The state's official bird is the California gull, which was declared the state bird in 1955. The gull is credited with helping early Mormon settlers by eating the insects that were destroying their crops.
Emery County, Utah, is a small rural county located in the eastern part of the state. Its history is deeply intertwined with the development of the American West and the growth of the mining industry.

The area now known as Emery County was first inhabited by Native American tribes such as the Ute and Paiute. In the 19th century, Mormon pioneers began settling in the region, drawn by the fertile lands and potential for agriculture. Emery County was formally established in 1880, named after George W. Emery, the governor of the Utah Territory at the time.

The mining industry soon became a significant economic force in the county. In the late 1800s, the discovery of valuable coal and uranium deposits attracted miners and entrepreneurs from all over the country. Towns like Castle Dale and Ferron grew rapidly as mining operations expanded. The coal mines in the region provided fuel for the growing railroad network and powered the industrial growth of nearby cities.

Emery County has also been a site of cultural and archaeological significance. The area is home to several petroglyph and pictograph sites, showcasing the ancient art of Native American tribes who inhabited the region for thousands of years. Additionally, the county is part of the spectacular San Rafael Swell, a geological formation appreciated for its stunning landscapes and recreational opportunities.

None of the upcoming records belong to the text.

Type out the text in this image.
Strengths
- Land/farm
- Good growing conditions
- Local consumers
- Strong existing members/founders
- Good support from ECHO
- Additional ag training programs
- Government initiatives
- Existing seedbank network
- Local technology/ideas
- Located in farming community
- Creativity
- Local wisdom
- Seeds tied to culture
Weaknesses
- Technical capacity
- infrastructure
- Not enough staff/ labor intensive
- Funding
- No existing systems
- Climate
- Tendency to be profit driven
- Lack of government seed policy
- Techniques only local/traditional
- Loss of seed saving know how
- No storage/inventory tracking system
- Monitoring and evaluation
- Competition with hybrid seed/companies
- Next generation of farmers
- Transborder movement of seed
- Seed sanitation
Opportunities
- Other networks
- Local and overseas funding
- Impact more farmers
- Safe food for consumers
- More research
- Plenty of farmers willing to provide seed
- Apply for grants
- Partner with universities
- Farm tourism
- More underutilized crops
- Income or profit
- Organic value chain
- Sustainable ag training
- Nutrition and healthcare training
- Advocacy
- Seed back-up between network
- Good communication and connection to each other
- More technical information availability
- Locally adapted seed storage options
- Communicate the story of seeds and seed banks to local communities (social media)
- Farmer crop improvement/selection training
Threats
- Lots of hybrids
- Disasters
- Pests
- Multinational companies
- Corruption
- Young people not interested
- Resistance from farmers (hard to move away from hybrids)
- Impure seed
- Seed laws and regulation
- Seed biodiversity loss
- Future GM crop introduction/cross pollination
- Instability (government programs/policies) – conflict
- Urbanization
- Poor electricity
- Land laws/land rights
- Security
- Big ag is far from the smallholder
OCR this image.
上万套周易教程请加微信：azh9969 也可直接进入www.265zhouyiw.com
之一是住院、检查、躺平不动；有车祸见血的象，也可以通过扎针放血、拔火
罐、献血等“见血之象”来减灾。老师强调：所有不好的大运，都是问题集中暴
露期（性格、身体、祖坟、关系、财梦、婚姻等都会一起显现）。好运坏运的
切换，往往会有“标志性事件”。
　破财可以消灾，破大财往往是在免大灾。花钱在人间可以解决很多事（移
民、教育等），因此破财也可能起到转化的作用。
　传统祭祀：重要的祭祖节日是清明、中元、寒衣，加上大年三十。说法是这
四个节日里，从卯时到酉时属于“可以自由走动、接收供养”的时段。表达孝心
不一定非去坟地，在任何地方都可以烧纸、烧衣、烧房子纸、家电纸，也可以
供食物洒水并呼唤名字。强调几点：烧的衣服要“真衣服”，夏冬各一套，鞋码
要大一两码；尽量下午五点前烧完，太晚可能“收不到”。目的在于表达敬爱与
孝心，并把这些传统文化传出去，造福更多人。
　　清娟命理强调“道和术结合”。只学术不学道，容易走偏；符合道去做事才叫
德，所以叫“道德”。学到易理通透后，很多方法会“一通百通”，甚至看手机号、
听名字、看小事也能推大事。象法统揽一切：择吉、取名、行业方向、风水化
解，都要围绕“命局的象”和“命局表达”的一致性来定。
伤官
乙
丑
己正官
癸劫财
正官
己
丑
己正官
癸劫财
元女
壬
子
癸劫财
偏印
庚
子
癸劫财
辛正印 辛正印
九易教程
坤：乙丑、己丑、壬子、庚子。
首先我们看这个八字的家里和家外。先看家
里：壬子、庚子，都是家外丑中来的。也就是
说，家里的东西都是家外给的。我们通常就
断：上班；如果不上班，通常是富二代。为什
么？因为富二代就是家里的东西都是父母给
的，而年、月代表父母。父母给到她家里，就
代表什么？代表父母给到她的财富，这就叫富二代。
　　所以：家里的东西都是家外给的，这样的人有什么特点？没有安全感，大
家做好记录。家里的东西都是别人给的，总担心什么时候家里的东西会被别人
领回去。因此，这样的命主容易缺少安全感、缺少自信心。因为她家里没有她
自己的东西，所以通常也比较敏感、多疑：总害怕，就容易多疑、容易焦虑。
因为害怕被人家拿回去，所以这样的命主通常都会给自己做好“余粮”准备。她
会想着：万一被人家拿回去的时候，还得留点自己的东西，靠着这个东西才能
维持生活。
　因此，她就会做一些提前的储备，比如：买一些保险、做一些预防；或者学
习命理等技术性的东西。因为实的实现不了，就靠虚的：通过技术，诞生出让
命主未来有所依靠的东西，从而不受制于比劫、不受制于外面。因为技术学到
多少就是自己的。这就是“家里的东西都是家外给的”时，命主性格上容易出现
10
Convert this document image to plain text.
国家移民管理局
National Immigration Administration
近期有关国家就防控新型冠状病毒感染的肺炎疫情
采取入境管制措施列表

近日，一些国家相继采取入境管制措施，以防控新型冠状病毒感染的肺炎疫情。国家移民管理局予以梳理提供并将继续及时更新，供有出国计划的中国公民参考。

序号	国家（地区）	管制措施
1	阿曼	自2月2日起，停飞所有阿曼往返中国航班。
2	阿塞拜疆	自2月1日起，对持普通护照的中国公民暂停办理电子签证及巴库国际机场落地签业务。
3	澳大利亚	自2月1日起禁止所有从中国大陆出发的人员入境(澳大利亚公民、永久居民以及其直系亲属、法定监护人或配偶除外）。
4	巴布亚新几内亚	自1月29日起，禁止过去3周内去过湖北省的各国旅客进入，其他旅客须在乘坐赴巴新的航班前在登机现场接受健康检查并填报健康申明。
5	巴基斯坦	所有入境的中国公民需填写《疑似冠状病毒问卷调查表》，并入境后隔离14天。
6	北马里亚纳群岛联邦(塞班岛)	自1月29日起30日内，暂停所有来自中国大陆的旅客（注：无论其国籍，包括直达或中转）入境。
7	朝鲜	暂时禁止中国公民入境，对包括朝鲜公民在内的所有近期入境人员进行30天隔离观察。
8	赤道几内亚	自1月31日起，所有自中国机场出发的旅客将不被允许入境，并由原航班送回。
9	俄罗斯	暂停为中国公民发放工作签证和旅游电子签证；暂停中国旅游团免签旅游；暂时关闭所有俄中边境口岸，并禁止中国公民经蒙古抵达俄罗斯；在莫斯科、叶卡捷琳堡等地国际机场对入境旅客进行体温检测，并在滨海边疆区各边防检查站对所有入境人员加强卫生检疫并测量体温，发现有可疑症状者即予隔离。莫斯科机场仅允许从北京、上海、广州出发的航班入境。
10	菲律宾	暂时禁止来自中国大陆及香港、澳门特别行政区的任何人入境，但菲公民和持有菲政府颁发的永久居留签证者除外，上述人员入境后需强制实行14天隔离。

Today, Emery County continues to embrace its mining heritage while also becoming a tourist destination. Visitors can explore the stunning natural wonders, experience the rich Native American history, and engage in outdoor activities such as hiking, camping, and fishing. The county remains a unique blend of history, industry, and natural beauty.

This timeline provides a condensed summary of the historical journey of Emery County, Utah.

  • 1850: European settlers arrive in Emery County.
  • 1877: The town of Castle Dale is settled.
  • 1880: Emery County is created and named after George W. Emery, the governor of Utah Territory.
  • 1881: The town of Emery is founded.
  • 1890: The first coal mine opens in the county.
  • 1900: The town of Ferron is established.
  • 1920: The population of Emery County reaches its peak due to coal mining.
  • 1940: Construction of Millsite Dam begins.
  • 1969: The San Rafael Swell is designated as a National Wilderness Study Area.
  • 1986: Goblin Valley State Park is established.
  • 1990: The population of Emery County declines significantly due to the decline of coal mining.
  • 2005: The San Rafael Swell is designated as a National Conservation Area.